BFC Dynamo would eventually get access to a nationwide scouting network, which included numerous training centers (TZ) of SV Dynamo across East Germany.  The club would get access to a total of 38 training centers (TZ) across East Germany. By comparison, 1. FC Union Berlin only had access to 6 training centers (TZ), all of which were located in the Berlin area. BFC Dynamo would be able recruit young talented players from the youth departments of all sports communities () (SG) of SV Dynamo in East Germany, except those in the Bezirk Dresden and a number sports communities in the southern regional districts that belonged to the catchment area of SG Dynamo Dresden. The youth department at BFC Dynamo would eventually be developed into a talent factory under the leadership of Egon Rohde. Egon Rohde had joined the youth department of BFC Dynamo as a youth trainer from SG Dynamo Rostock-Mitte in 1969 and became the head of the extensive youth department of BFC Dynamo. Egon Rohde was also the father of four players in various teams of BFC Dynamo: Peter Rohde, Jürgen Rohde, Rainer Rohde and Frank Rohde.

Success (1971–1972)
BFC Dynamo recruited forward Wolf-Rüdiger Netz from SG Dynamo Schwerin for the 1971–72 season. Norbert Johannsen and Frank Terletzki were now regular players in the first team.  Central players in the team were Harald Schütze, Frank Terletzki, Dieter Stumpf, Norbert Johannsen, Peter Rohde, Wilfried Trümpler, Jochen Carow, Wolf-Rüdiger Netz, Jürgen Hübner and Ralf Schulenberg. BFC Dynamo got a difficult start to the 1971-72 DDR-Oberliga. The team had captured only one win and was in 11th place in the league after the first five matchdays. But the team would have all the more success in Europe. BFC Dynamo was qualified for the 1971-72 European Cup Winners' Cup as runners-up in the 1970-71 FDGB-Pokal. The team eliminated Cardiff City F.C. in the first round and then K Beerschot VA in the second round. The team was thus qualified for the quarter-finals. BFC Dynamo defeated leading FC Carl Zeiss Jena 1–0 in the eighth matchday on 28 November 1971. The winning goal was scored by Norbert Johannsen. The team could thus climb to a seventh place in the league. BFC Dynamo met local rival 1. FC Union Berlin in the 12th matchday in the 1971-72 DDR-Oberliga on 26 December 1971. The match ended in a 1–1 draw in front of 14,000 spectators at the Dynamo-Stadion im Sportforum. The derby was marked by crowd trouble with eight persons arrested. BFC Dynamo was in sixth place in the league before the winter break.

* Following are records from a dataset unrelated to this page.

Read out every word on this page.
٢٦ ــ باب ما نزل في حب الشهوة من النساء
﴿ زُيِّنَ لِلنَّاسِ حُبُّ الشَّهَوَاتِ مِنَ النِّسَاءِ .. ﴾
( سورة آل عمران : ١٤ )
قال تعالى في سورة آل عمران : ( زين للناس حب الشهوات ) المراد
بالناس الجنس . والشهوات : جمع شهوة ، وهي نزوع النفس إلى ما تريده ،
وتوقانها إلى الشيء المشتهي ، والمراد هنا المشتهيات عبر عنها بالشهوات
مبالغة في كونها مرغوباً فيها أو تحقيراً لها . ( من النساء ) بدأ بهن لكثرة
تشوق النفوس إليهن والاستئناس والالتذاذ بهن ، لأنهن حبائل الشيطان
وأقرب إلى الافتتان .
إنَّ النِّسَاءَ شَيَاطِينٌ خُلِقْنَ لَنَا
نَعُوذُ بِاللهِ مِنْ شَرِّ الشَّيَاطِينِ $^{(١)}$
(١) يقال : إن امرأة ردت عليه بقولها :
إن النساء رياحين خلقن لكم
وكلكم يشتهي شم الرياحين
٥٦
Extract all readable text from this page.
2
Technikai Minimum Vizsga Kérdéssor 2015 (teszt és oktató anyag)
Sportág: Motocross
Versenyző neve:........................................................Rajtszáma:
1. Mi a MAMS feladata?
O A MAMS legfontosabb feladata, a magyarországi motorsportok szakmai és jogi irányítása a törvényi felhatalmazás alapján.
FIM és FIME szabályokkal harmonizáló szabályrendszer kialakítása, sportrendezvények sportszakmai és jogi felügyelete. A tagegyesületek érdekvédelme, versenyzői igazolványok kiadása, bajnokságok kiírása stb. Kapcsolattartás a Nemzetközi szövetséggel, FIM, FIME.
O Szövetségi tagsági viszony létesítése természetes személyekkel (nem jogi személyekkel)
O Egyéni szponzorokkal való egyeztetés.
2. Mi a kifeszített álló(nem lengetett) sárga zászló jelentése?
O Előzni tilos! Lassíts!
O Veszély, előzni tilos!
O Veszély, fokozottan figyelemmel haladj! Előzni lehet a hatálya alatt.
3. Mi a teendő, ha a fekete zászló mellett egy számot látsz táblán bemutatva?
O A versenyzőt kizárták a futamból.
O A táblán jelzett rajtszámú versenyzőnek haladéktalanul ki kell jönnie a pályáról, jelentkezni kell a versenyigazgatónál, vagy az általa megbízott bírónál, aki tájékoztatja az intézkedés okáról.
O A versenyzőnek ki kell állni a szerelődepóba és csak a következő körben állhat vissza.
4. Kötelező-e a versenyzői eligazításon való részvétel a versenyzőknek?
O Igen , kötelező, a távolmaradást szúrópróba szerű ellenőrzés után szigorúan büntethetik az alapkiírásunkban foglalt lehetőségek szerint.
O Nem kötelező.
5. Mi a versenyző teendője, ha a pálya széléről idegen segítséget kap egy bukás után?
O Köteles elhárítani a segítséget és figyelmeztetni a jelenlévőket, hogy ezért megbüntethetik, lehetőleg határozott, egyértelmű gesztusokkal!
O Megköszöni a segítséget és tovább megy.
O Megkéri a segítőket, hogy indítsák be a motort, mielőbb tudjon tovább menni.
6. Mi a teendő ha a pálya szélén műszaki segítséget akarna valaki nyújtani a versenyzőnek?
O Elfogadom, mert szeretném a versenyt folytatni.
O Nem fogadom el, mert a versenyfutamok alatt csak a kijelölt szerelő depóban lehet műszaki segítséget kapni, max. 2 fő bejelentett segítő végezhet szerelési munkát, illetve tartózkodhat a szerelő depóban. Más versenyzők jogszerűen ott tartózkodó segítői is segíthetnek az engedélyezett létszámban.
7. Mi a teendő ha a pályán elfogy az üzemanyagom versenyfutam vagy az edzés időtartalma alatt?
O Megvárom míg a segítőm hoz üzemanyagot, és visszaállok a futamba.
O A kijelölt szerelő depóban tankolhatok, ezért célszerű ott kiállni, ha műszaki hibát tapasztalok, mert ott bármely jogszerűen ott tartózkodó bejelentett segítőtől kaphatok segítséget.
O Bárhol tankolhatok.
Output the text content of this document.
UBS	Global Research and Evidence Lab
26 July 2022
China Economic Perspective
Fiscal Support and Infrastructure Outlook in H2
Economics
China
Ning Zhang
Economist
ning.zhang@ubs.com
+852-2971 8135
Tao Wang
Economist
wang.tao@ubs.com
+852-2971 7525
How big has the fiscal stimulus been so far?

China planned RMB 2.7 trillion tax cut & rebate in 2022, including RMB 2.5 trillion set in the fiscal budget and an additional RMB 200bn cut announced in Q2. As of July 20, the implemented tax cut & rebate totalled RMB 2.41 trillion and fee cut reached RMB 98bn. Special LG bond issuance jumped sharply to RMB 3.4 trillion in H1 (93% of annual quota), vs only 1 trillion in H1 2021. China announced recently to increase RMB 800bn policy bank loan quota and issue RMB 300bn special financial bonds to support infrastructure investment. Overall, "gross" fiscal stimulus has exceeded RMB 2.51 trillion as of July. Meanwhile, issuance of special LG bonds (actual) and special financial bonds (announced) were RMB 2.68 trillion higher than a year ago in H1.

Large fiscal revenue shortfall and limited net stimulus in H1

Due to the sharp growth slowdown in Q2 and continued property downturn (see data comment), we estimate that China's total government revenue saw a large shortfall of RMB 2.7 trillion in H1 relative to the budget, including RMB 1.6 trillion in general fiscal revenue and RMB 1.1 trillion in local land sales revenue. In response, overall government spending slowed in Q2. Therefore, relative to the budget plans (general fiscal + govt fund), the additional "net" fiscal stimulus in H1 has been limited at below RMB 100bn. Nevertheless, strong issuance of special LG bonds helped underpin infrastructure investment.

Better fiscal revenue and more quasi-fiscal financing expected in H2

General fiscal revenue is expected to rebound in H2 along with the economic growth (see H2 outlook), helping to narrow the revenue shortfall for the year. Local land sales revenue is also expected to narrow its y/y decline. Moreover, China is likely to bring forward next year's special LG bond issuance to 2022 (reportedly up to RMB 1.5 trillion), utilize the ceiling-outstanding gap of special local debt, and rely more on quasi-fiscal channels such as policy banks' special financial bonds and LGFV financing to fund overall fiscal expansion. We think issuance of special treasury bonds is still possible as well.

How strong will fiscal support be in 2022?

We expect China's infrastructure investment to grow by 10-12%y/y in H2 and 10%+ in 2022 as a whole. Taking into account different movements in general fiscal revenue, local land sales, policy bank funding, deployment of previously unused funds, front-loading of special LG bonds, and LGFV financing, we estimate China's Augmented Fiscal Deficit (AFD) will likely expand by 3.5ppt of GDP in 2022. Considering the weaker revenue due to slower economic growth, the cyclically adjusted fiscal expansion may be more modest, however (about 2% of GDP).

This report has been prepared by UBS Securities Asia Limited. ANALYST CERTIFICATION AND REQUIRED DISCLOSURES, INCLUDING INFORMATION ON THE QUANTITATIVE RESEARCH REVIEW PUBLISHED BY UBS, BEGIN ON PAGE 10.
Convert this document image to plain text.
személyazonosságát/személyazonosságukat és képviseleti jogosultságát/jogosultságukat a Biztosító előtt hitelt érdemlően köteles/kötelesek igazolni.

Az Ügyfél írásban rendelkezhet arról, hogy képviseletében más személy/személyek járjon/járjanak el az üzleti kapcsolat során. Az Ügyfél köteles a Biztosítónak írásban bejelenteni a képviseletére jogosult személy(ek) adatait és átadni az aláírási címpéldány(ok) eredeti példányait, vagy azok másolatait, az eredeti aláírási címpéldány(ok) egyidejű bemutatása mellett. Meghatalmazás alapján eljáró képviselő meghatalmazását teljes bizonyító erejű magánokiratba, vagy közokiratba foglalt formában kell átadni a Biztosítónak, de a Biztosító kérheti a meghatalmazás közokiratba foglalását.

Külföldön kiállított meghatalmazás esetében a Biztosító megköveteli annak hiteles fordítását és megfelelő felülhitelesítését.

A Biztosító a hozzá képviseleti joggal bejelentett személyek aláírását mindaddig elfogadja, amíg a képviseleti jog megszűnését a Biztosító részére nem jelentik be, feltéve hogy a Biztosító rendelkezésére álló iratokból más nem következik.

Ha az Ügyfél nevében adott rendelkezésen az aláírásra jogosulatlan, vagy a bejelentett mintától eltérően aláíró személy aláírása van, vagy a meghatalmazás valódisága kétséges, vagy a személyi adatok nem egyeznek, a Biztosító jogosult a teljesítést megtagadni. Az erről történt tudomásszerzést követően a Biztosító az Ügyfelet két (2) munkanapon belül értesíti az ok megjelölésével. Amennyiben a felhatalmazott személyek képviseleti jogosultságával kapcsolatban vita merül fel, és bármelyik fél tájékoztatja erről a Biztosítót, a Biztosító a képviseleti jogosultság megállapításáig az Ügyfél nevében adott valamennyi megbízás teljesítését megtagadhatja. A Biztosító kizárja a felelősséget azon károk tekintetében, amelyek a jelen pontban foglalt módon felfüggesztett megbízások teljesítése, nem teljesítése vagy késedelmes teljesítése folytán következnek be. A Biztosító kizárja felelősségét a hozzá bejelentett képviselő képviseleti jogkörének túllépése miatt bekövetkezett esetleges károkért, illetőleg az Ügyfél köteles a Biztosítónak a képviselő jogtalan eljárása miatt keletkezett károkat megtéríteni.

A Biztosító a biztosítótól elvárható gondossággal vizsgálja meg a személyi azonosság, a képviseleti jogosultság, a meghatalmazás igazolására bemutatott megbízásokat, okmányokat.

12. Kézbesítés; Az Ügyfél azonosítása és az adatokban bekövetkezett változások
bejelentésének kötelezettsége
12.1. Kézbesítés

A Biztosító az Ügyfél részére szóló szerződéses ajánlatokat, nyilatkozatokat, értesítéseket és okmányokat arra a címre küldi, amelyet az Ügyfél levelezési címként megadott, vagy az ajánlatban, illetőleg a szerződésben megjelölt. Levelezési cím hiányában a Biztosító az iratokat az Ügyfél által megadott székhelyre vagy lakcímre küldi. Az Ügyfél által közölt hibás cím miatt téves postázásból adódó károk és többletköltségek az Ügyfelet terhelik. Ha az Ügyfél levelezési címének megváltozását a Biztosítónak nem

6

The team would show its potential during the second half of the 1971–72 season. BFC Dynamo defeated BSG Sachsenring Zwickau 0–1 away in the 14th matchday on 8 January 1972. The winning goal was scored by Wolf-Rüdiger Netz. BFC Dynamo now climbed to a fourth place in the league. The team also bypassed rival SG Dynamo Dresden, as SG Dynamo Dresden had lost 1–2 away to 1. FC Magdeburg in the 14th matchday. BFC Dynamo then defeated first-placed 1. FC Magdebug 1–0 in the 15th matchday on 15 January 1972, and climed to a third place. The team then defeated rival SG Dynamo Dresden 2–1 in the 17th matchday on 29 January 1972. Ralf Schulenberg and Norbert Johannsen scored one goal each in the match. The team eventually captured the second place in the league after defeating FC Vorwärts Frankfurt 0–1 away in the 18th matchday on 4 March 1972. Johannsen scored the winning goal for BFC Dynamo. The team had now been undefeated in the first six matchdays of the second half of season. BFC Dynamo defeated Åtvidabergs FF 0–2 away in the first leg of the quarter-finals of the 1971-72 European Cup Winners' Cup on 8 March 1972. Wolf-Rüdiger Netz scored both goals. The team then defeated HFC Chemie 3–8 away in the 19th matchday on 12 March 1972. Norbert Johannsen scored three goals, while Frank Terletzki and Ralf Schulenberg scored two goals each. BFC Dynamo then played a 2–2 draw in that return leg against Åtvidabergs FF in front of 30,000 spectators at a sold out Friedrich-Ludwig-Jahn-Sportpark on 22 March 1972. BFC Dynamo thus qualified for the semi-finals of the 1971-72 European Cup and thereby also became the first team from Berlin to qualify for the semi-finals of a UEFA competition.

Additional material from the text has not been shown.